È «doveroso procedere celermente alla discussione e all’approvazione parlamentare di misure immediatamente deflattive del sovraffollamento, e facilmente applicabili, partendo dall’unica posposta al vaglio della Commissione Giustizia della Camera presentata dall’On. Giacchetti con cui si intende modificare l’istituto della liberazione anticipata nei termini grossomodo già sperimentati nel 2013, in conseguenza della condanna da parte della Cedu nel caso Torreggiani contro Italia». Contrariamente a quanto sostenuto solo pochi giorni fa dal Garante nazionale dei detenuti, Felice Maurizio D’Ettore, il Portavoce e il Direttivo della Conferenza nazionale dei Garanti territoriali dei detenuti hanno pubblicato ieri, in un documento ufficiale, il loro endorsement alla pdl sulla liberazione anticipata speciale che porta la prima firma del radicale Roberto Giachetti (Iv).

«Indignarsi non basta più!», scrivono il Portavoce dei garanti territoriali, Samuele Ciambriello, che è anche il garante campano, e i membri del Direttivo – Luca Muglia, Bruno Mellano, Veronica Valenti, Valentina Farina, Francesco Maisto, Valentina Calderone – nel testo dove chiedono di intervenire immediatamente per «migliorare le condizioni delle carceri italiane, in nome della tutela della dignità umana». Al contrario, D’Ettore il 24 aprile scorso in commissione Giustizia ha argomentato il suo «no» alla liberazione anticipata speciale considerandola «un rimedio “sintomatico”, transitorio e di carattere contingente, già sperimentato nel 2013 a seguito della sentenza della Corte Edu Torreggiani», che «con tutta evidenza, mostra i limiti della sua efficacia deflattiva se, dopo pochi anni dalla cessazione della sua vigenza, i movimenti in ingresso ed i correlati tassi di sovraffollamento hanno ripreso a riproporsi in modo crescente». Piuttosto, secondo D’Ettore, occorre una «risposta sistemica ampia» ai problemi delle carceri.

Ma se, come scrivono i Garanti territoriali, l’indice di sovraffollamento è di nuovo «arrivato al 130,03%», se «il 64% delle persone che si sono tolte la vita negli ultimi due anni (34 quest’anno, 69 nel 2023, ndr) aveva commesso reati contro il patrimonio; il 60% dei suicidi si è verificato nei primi sei mesi di detenzione; il 40% dei suicidi si è consumato oltre i primi sei mesi, con una percentuale elevata nell’ultimo periodo di detenzione e l’interessamento di molti detenuti senza fissa dimora». Se, ancora, «le persone con patologie psichiatriche che si sono tolte la vita sono meno del 10%», sembra allora evidente che il riaffermarsi di una situazione emergenziale sia dovuto ad un approccio carcerocentrico della giustizia. E che per tornare ad uno Stato di diritto si richiedano intanto azioni immediate.

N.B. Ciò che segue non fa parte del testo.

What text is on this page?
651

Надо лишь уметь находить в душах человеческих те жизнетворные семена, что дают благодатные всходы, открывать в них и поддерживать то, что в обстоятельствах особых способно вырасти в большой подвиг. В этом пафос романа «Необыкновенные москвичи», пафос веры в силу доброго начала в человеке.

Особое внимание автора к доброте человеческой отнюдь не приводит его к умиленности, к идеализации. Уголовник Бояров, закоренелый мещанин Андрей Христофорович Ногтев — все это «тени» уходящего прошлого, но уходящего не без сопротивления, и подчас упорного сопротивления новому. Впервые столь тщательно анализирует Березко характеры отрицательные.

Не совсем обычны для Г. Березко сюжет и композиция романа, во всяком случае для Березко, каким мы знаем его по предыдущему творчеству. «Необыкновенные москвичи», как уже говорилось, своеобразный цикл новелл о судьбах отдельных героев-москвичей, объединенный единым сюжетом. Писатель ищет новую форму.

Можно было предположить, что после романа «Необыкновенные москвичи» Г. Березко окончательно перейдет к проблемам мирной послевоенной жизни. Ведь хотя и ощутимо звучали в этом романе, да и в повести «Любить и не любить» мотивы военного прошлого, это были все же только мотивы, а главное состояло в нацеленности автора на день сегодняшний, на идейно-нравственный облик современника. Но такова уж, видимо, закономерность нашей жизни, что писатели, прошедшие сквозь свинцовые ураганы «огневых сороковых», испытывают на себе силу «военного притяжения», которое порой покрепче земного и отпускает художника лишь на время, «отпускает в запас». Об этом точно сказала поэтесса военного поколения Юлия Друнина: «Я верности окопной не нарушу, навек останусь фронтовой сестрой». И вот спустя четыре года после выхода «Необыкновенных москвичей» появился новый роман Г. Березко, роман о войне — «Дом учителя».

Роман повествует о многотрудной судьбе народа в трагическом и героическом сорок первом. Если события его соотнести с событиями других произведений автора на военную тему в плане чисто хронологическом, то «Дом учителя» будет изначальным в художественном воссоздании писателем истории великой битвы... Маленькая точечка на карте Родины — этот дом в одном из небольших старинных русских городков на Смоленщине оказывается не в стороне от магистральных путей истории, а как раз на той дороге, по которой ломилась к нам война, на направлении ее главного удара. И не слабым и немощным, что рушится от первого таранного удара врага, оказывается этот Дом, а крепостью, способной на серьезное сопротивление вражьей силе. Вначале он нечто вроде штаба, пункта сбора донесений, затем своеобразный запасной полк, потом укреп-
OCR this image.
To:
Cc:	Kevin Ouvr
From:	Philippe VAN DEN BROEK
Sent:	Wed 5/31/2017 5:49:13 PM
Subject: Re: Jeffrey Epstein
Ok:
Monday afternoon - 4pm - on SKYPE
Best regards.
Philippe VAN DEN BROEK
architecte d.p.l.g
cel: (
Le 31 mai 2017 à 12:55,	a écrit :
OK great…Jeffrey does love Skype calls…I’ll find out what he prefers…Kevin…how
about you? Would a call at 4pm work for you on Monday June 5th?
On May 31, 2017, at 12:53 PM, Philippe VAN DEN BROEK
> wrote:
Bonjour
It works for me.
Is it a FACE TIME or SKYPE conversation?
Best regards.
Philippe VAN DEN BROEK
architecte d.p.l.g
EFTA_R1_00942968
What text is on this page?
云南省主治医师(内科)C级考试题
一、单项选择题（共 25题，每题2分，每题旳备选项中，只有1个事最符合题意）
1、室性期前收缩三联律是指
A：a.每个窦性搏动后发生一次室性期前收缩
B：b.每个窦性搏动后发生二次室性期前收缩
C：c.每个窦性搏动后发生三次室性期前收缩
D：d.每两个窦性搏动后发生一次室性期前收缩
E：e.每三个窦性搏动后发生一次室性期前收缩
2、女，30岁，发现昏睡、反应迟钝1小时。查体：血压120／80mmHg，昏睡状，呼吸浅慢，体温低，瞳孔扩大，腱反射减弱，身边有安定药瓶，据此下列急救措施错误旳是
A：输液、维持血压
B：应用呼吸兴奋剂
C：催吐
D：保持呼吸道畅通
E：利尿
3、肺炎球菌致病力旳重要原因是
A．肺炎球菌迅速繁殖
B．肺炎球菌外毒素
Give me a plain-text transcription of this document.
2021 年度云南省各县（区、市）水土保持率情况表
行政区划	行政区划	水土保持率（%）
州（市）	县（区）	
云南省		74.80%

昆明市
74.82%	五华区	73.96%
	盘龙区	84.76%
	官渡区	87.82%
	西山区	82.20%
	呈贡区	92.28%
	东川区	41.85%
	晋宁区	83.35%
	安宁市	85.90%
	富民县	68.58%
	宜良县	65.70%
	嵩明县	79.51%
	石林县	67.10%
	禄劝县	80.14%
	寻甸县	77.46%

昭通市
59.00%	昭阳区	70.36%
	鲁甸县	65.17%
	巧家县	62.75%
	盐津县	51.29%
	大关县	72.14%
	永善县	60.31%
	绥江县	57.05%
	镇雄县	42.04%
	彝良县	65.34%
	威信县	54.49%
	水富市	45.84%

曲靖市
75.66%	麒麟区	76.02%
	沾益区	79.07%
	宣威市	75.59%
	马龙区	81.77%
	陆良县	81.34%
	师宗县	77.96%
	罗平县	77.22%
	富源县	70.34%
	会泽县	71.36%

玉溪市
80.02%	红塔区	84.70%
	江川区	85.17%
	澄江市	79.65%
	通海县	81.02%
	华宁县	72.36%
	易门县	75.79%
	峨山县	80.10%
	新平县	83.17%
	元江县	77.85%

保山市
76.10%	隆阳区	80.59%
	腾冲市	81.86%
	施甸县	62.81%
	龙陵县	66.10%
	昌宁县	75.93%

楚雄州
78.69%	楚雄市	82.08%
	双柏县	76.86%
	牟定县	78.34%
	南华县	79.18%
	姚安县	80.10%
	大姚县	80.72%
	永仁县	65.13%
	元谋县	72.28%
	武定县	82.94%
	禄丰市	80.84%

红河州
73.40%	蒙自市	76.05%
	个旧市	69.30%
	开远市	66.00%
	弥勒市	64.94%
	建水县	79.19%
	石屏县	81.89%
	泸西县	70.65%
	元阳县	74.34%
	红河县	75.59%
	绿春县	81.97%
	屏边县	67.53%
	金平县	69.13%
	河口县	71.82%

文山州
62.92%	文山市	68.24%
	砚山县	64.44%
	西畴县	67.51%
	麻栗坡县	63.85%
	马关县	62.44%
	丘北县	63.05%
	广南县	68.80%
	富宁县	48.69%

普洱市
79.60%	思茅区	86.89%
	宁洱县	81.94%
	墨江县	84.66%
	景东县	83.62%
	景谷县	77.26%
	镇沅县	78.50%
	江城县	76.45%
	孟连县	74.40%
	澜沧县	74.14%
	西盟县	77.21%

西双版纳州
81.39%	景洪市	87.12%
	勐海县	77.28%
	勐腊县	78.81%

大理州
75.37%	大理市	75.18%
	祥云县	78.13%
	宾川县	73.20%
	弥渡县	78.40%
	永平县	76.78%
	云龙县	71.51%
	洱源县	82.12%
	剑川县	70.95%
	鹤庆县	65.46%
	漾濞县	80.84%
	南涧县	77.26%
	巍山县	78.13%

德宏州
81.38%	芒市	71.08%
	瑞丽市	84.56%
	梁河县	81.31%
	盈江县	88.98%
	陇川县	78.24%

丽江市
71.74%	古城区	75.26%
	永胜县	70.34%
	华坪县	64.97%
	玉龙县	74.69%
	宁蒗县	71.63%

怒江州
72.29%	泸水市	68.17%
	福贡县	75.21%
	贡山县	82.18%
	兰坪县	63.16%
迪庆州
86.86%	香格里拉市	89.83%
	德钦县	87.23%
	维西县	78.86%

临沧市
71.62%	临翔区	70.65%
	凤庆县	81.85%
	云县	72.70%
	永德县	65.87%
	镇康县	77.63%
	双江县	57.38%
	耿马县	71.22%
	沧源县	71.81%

È evidente almeno al Presidente Mattarella che il 18 marzo scorso ha sollecitato «interventi urgenti» contro il sovraffollamento e i suicidi (e «per dare seguito al suo monito i Garanti territoriali si mobiliteranno ogni 18 del mese», ha annunciato ieri Ciambriello). Così come è evidente per il Pd che parla di «emergenza umanitaria» e per Magistratura democratica che ieri in un documento ha auspicato una risposta «nell’immediato» e «interventi di medio e lungo periodo», «in modo da poter riaffermare il volto costituzionale della pena e assicurare la dignità di ogni persona che si trova a vivere e lavorare in carcere». Le toghe progressiste sollecitano «la rapida approvazione» della liberazione anticipata speciale; la possibilità di sospendere l’«ordine di esecuzione della pena detentiva (ove essa debba essere eseguita in strutture sovraffollate)»; «l’approvazione di provvedimenti di clemenza», oltre che una serie di interventi strutturali.

A partire da «un potenziamento delle risorse umane», scrive Md. Forse anche questo non più rinviabile, come dimostra una volta di più la notte «ad alta tensione» che si è consumata tra domenica e lunedì nel carcere minorile Beccaria di Milano. I sindacati di polizia penitenziaria riferiscono di una «rivolta che ha coinvolto molti detenuti» dopo che uno di loro aveva dato fuoco alle suppellettili di una cella creando scompiglio e crisi di panico. La situazione ha richiesto l’intervento, oltre che dei vigili del fuoco, anche della polizia di Stato perché, secondo i sindacalisti, gli agenti penitenziari non erano in numero sufficiente. E forse anche non preparati adeguatamente. D’altronde, nell’inchiesta della procura per le torture sui giovani reclusi di cui sono accusati molti agenti arrestati, uno degli episodi di violenza si sarebbe consumato dopo un mini incendio simile a quello dell’altra notte.